Currently, the Palestinian Liberation Organization is the representative body for Palestinian people. It conducts peace negotiations with Israel and pushes for the creation of a sovereign Palestinian State.

According to Vox, the 1993 Oslo Accords outlined an ultimate goal to be the establishment of a Palestinian state in Gaza and the West Bank in exchange for an end to Palestinian attacks on Israeli targets. This plan has fallen out of favor with Benjamin Netanyahu’s right-wing government, which is unwilling to make any concessions to Palestinians.

“The question here should be,   ‘Is Israel agreeing on this solution?’ Because obviously, from all that Israel is doing, it does not want anything but killing Palestinians and kicking them out of the land,” said Nahhas. “We do want our own state, but that doesn’t come back to us unfortunately, because we’re not the ones who have the power.”

Diplomatic relations with Palestine have further deteriorated since the Trump administration’s decision to recognize all of Jerusalem as the capital of Israel. Some have viewed Trump’s decision to cut aid from Palestine as an attempt to blackmail Palestine authorities into rejoining peace negotiations.

“If the U.S. completely cuts the aid for Palestine, it puts the U.S. in a very disadvantaged position,” said Professor of Political Science George Guo. “The U.S. would no longer have as much influence in the Middle East and it would perpetuate anti-American sentiment.”

Cutting aid is a move with potentially dangerous consequences for some of the most vulnerable Palestinian refugees. According to CNN, over 5 million registered Palestinian refugees across the West Bank, Jordan, Syria and Lebanon benefit from UNRWA’s services. The program provides education for 500,000 children, and UNRWA doctors see more than 9 million patients every year. In Gaza, where the poverty rate is 38 percent, 2 million people rely on the UNRWA’s services.

“The United States has lost all pretense of being an honest broker in Middle East peace,” said Gilmore. “I mean how many people are going to live in poverty, … greater poverty than they are already? … How many people are going to starve, how much medicine isn’t going to get delivered because of what I see as a shortsighted political move on the part of the Trump administration.”

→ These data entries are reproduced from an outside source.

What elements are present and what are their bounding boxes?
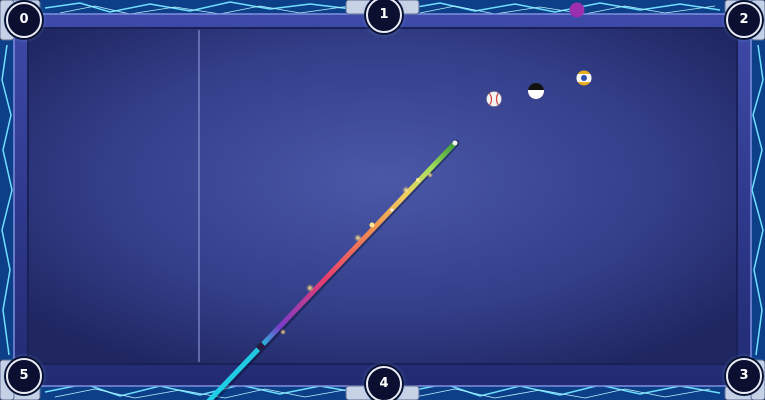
pool-game[interactable]: 0 1 2 3 4 5 <box>0 0 765 400</box>
lightning-rail-right <box>751 40 765 360</box>
cue-ball[interactable] <box>486 91 502 107</box>
pocket-2-label[interactable]: 2 <box>726 2 762 38</box>
lightning-rail-left <box>0 40 14 360</box>
purple-ball[interactable] <box>569 2 585 18</box>
pool-table[interactable] <box>0 0 765 400</box>
table-felt[interactable] <box>28 28 737 364</box>
pocket-4-label[interactable]: 4 <box>366 366 402 400</box>
pocket-0-label[interactable]: 0 <box>6 2 42 38</box>
cue-tip <box>452 140 458 146</box>
eight-ball[interactable] <box>528 83 544 99</box>
pocket-5-label[interactable]: 5 <box>6 358 42 394</box>
pocket-3-label[interactable]: 3 <box>726 358 762 394</box>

Israel is considered an apartheid state by many scholars. According to the Rome Statue of the International Criminal Court, “the crime of apartheid means inhuman acts … committed in the context of an institutionalized regime of systematic oppression and domination by one racial group over any other racial group or groups and committed with the intention of maintaining that regime.”

Palestinians are routinely subject to arbitrary police and military searches, continually displaced to make room for more Israeli settlements and are often victims of police brutality. Public services and utilities are often insufficient, or sometimes just cut off altogether, such as when Israel cut off water to the west bank during Ramadan in 2016, or when power was cut off to the Gaza strip in 2017.

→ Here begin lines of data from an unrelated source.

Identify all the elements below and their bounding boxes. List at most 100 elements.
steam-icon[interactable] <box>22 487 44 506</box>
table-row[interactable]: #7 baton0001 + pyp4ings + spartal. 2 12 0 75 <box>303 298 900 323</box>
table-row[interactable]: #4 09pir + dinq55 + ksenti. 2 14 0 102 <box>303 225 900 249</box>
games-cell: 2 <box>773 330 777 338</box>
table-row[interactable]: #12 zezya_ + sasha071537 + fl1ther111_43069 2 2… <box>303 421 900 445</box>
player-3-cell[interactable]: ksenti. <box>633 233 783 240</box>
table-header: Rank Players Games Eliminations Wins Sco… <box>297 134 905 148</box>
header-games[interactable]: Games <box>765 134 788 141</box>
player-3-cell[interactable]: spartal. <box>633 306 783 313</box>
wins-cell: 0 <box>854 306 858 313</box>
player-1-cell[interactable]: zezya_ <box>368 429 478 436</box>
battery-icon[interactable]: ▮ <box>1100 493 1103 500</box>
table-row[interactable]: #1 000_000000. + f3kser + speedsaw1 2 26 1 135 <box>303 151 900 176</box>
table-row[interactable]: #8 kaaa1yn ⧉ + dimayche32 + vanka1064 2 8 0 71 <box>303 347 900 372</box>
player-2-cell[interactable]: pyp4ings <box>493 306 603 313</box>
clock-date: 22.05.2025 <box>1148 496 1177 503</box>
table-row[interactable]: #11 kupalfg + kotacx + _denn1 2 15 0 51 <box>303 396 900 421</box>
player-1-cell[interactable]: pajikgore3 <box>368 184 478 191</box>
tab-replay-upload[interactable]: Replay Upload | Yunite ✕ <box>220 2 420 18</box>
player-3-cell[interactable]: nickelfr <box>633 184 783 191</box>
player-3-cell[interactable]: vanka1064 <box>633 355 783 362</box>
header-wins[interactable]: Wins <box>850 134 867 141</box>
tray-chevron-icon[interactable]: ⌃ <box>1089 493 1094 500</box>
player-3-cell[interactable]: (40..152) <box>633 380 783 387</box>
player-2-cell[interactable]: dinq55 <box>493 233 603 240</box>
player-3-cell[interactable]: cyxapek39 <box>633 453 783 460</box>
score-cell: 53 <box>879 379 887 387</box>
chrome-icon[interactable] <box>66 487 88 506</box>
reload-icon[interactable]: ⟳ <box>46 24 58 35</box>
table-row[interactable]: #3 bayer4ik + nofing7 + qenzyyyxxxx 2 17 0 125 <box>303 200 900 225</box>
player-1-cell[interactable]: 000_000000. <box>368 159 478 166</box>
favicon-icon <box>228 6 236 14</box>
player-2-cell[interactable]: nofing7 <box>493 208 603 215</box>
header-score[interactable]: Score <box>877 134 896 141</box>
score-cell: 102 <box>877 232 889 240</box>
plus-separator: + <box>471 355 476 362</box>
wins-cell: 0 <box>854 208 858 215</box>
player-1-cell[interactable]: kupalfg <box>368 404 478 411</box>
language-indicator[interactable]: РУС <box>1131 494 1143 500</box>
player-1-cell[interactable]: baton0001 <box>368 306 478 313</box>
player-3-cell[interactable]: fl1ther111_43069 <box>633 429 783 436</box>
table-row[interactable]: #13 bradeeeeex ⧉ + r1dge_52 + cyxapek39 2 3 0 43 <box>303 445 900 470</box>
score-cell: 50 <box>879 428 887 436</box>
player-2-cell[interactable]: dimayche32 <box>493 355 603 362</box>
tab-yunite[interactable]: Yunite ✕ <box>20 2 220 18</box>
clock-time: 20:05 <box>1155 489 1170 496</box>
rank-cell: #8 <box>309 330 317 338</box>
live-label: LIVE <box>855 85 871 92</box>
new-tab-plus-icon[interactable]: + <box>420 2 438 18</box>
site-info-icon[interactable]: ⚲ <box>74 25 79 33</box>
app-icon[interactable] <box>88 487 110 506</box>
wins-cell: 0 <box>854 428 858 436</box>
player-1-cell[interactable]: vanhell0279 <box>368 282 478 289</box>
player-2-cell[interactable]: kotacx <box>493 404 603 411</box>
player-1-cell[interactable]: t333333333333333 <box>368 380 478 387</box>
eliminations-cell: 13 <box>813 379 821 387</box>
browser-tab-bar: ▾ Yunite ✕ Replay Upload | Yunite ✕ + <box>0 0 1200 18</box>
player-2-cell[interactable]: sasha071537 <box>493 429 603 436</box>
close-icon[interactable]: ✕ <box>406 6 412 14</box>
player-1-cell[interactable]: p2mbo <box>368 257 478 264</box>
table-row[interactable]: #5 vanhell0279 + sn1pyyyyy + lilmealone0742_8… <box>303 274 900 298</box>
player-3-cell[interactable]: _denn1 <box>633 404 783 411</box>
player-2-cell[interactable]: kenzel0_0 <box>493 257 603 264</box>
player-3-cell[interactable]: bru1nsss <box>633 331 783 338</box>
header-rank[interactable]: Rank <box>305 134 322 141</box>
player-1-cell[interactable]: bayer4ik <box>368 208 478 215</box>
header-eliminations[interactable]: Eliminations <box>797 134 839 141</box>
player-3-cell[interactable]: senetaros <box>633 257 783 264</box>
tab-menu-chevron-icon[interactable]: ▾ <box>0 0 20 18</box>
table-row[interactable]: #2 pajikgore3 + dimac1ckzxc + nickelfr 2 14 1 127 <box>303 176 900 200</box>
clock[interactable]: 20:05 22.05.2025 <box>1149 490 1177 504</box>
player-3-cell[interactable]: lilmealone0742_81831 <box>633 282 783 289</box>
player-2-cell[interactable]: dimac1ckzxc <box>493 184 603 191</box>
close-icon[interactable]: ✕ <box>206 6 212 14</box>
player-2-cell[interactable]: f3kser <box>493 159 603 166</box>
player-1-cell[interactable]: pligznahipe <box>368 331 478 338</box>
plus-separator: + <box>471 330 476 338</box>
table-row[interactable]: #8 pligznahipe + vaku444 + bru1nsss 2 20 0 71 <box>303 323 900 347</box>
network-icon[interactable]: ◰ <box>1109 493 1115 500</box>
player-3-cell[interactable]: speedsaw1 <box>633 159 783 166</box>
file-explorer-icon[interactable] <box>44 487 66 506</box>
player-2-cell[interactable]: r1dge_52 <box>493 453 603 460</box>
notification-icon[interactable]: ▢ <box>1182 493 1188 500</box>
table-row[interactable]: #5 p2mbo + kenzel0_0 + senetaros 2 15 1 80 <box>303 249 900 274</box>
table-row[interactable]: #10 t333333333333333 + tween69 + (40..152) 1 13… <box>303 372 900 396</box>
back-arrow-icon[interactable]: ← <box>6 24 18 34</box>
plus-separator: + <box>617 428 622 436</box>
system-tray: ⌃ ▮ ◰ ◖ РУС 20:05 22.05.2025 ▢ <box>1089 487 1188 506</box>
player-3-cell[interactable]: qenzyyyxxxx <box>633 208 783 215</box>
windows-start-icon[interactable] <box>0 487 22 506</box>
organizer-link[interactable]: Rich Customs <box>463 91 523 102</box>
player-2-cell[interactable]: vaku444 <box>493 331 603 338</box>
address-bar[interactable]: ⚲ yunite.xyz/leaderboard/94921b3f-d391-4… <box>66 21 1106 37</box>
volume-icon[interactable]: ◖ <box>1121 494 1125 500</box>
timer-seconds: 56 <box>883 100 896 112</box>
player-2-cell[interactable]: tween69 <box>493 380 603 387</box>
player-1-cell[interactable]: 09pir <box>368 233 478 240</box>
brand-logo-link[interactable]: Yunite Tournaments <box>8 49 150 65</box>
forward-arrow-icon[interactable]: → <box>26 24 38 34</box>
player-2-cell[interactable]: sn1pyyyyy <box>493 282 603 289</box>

“It couldn’t be described as anything but an apartheid state,” said Nahhas. “Israel was made with the support of Britain and the United States, they basically stole the land, claiming it’s a religious right for them, so yeah, it’s an apartheid state.”

Support for Israel is a powerful political force in the United States, particularly receiving attention during the 2016 presidential election.

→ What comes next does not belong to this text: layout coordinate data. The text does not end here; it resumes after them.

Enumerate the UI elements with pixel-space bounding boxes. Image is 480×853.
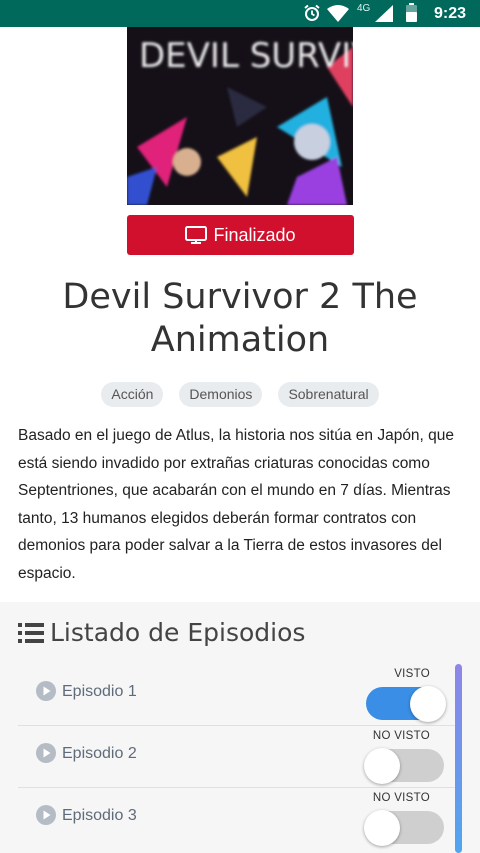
- seen-toggle[interactable]: [364, 748, 444, 784]
- genre-tag[interactable]: Acción: [101, 382, 164, 407]
- episode-name[interactable]: Episodio 3: [62, 807, 137, 825]
- episode-row[interactable]: Episodio 2 NO VISTO: [18, 726, 460, 788]
- tv-icon: [185, 226, 208, 244]
- episode-list-title: Listado de Episodios: [50, 618, 306, 647]
- play-circle-icon[interactable]: [36, 681, 56, 706]
- anime-poster: DEVIL SURVIVOR: [127, 27, 353, 205]
- seen-label: NO VISTO: [372, 730, 430, 742]
- status-button[interactable]: Finalizado: [127, 215, 354, 255]
- play-circle-icon[interactable]: [36, 805, 56, 830]
- seen-toggle[interactable]: [366, 686, 446, 722]
- battery-icon: [406, 3, 417, 27]
- play-circle-icon[interactable]: [36, 743, 56, 768]
- network-type-label: 4G: [357, 3, 371, 14]
- alarm-icon: [303, 4, 321, 27]
- poster-title-text: DEVIL SURVIVOR: [139, 36, 353, 76]
- seen-label: NO VISTO: [372, 792, 430, 804]
- seen-label: VISTO: [394, 668, 430, 680]
- toggle-knob: [364, 810, 400, 846]
- anime-title: Devil Survivor 2 The Animation: [62, 277, 418, 360]
- episode-name[interactable]: Episodio 2: [62, 745, 137, 763]
- status-bar: 4G 9:23: [0, 0, 480, 27]
- episode-list-section: Listado de Episodios Episodio 1 VISTO Ep…: [0, 602, 480, 853]
- genre-list: Acción Demonios Sobrenatural: [0, 382, 480, 407]
- signal-icon: [375, 5, 393, 27]
- genre-tag[interactable]: Demonios: [179, 382, 263, 407]
- genre-tag[interactable]: Sobrenatural: [278, 382, 379, 407]
- episode-row[interactable]: Episodio 3 NO VISTO: [18, 788, 460, 850]
- episode-list-header: Listado de Episodios: [18, 618, 305, 647]
- synopsis: Basado en el juego de Atlus, la historia…: [18, 427, 455, 582]
- wifi-icon: [327, 5, 349, 27]
- scrollbar[interactable]: [455, 664, 462, 853]
- episode-row[interactable]: Episodio 1 VISTO: [18, 664, 460, 726]
- toggle-knob: [410, 686, 446, 722]
- episode-name[interactable]: Episodio 1: [62, 683, 137, 701]
- status-label: Finalizado: [213, 224, 296, 245]
- list-icon: [18, 622, 44, 644]
- toggle-knob: [364, 748, 400, 784]
- seen-toggle[interactable]: [364, 810, 444, 846]
- clock: 9:23: [433, 5, 466, 22]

For many Palestinians, the desire to remain in their own country has meant that resistance is a part of daily life.

“Basically, living in Palestine and insisting on staying in the land is a form of resistance, because it’s our land and the right to return, it’s our right,” said Nahhas. “I had some moments when Israeli soldiers would come knock on the door, I would hear a lot of shootings right next to my house, where they would come take someone because he shot a soldier or stabbed a soldier, and they would come knock on my door and ask some questions and leave.

It was terrifying, but unfortunately, that’s the Palestinians’ reality. Once you get used to it, you’re like ‘ok its nothing.’ It’s like a 24/7 reality.”